Following a case in which four Mountain View High School seniors who vandalized facilities had their expulsions overturned, trustees are expected to move forward on Superintendent Rich Fischer’s recommendation to create an administrative panel to conduct expulsion hearings. Up until now, board members conducted such hearings themselves. The board is expected to approve a recommendation at its May 9 meeting.
It was at such a hearing that the district expelled the four boys after a December senior prank in which 80 classroom locks were filled with glue and a wall was defaced with graffiti, causing $2,000 damage. The parents of one of the boys appealed to the county board. The board upheld the appeal, saying the school board did not prove the boy represented a threat to himself or to others. That prompted the district, last month, to overturn the expulsions of the three other boys.
District officials are proposing a panel after discovering other districts used a hearing officer or administrative panel in their expulsion processes. Fischer noted the panel relieves the board of the time-consuming task of hearing cases themselves.
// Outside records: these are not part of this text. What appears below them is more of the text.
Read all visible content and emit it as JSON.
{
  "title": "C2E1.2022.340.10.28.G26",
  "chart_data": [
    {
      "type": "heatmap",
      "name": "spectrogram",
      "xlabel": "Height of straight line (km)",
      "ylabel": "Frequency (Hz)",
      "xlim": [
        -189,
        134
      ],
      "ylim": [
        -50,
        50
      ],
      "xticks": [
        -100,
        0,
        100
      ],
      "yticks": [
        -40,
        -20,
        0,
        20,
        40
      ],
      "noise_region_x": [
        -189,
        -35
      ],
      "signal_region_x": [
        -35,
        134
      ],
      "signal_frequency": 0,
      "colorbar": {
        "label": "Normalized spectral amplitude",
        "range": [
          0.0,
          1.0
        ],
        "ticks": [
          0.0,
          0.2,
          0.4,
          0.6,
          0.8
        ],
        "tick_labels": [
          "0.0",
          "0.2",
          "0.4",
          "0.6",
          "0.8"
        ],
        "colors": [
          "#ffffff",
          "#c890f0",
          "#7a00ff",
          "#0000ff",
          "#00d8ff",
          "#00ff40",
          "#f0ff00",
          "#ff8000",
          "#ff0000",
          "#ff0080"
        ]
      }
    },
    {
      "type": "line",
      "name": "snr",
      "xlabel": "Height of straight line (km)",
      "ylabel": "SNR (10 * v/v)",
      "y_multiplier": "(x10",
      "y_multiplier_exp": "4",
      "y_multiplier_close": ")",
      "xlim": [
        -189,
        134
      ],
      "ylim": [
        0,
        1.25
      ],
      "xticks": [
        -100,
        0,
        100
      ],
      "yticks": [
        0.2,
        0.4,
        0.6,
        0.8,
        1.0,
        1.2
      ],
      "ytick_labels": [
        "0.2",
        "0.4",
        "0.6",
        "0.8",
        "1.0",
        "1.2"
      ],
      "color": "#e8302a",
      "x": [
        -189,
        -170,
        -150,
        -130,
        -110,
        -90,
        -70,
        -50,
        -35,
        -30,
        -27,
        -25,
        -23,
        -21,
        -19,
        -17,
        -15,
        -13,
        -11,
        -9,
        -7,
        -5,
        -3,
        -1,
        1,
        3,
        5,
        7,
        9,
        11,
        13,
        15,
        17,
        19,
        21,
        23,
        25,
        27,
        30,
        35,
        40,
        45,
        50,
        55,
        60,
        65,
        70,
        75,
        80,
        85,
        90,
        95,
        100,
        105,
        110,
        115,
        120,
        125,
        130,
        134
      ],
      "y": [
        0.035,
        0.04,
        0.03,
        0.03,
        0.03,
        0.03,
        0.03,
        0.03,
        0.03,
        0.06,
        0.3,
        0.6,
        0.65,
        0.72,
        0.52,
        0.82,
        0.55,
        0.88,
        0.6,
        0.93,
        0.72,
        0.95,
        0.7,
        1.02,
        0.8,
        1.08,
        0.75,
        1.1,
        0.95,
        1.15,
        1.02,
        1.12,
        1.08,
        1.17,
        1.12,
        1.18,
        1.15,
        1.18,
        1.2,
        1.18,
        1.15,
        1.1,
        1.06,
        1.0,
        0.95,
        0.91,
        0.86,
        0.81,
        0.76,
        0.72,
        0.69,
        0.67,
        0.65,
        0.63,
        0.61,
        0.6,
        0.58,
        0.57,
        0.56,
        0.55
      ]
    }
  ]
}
“Our practice has the additional drawback that in the case of a dispute, the family has no other recourse but to appeal the expulsion to the County Board of Education instead of requesting a hearing with the district’s board,” Fischer wrote to trustees at their April 11 meeting.
Fischer is recommending an “impartial administrative panel composed of three or more certified personnel, none of whom shall be members of the board or on the staff of the school in which the student is enrolled.”
Whether heard on appeal or not, the final action to expel must be taken by the board at a public meeting.
“We want to make our expulsions essentially appeal-proof,” said board member Phil Faillace. Such senior pranks involving vandalism will warrant automatic suspensions (five days from school) and a loss of all senior privileges, Faillace said. These privileges include participation in commencement exercises and parties.
In the case of an expulsion, trustees said they need to determine whether other means of punishment have been tried or are feasible, in addition to the education code’s litmus test of a student being a threat to self and others. Faillace said these issues have to be determined in communicating directly with both involved students and parents.
Faillace and fellow trustee Susan Sweeley were quick to point out the district will continue to come down hard on vandalizing senior pranksters.
In 1997, Los Altos High senior pranksters dumped a car into the school’s swimming pool, causing an algae problem and essentially rendering it unusable. Vandals struck again in 2000 shortly after a new pool was opened.
“Senior pranks almost always involve something destructive,” Faillace said. “What about a ‘Senior Thanks’ day where they do something for the community, instead of a senior prank day?”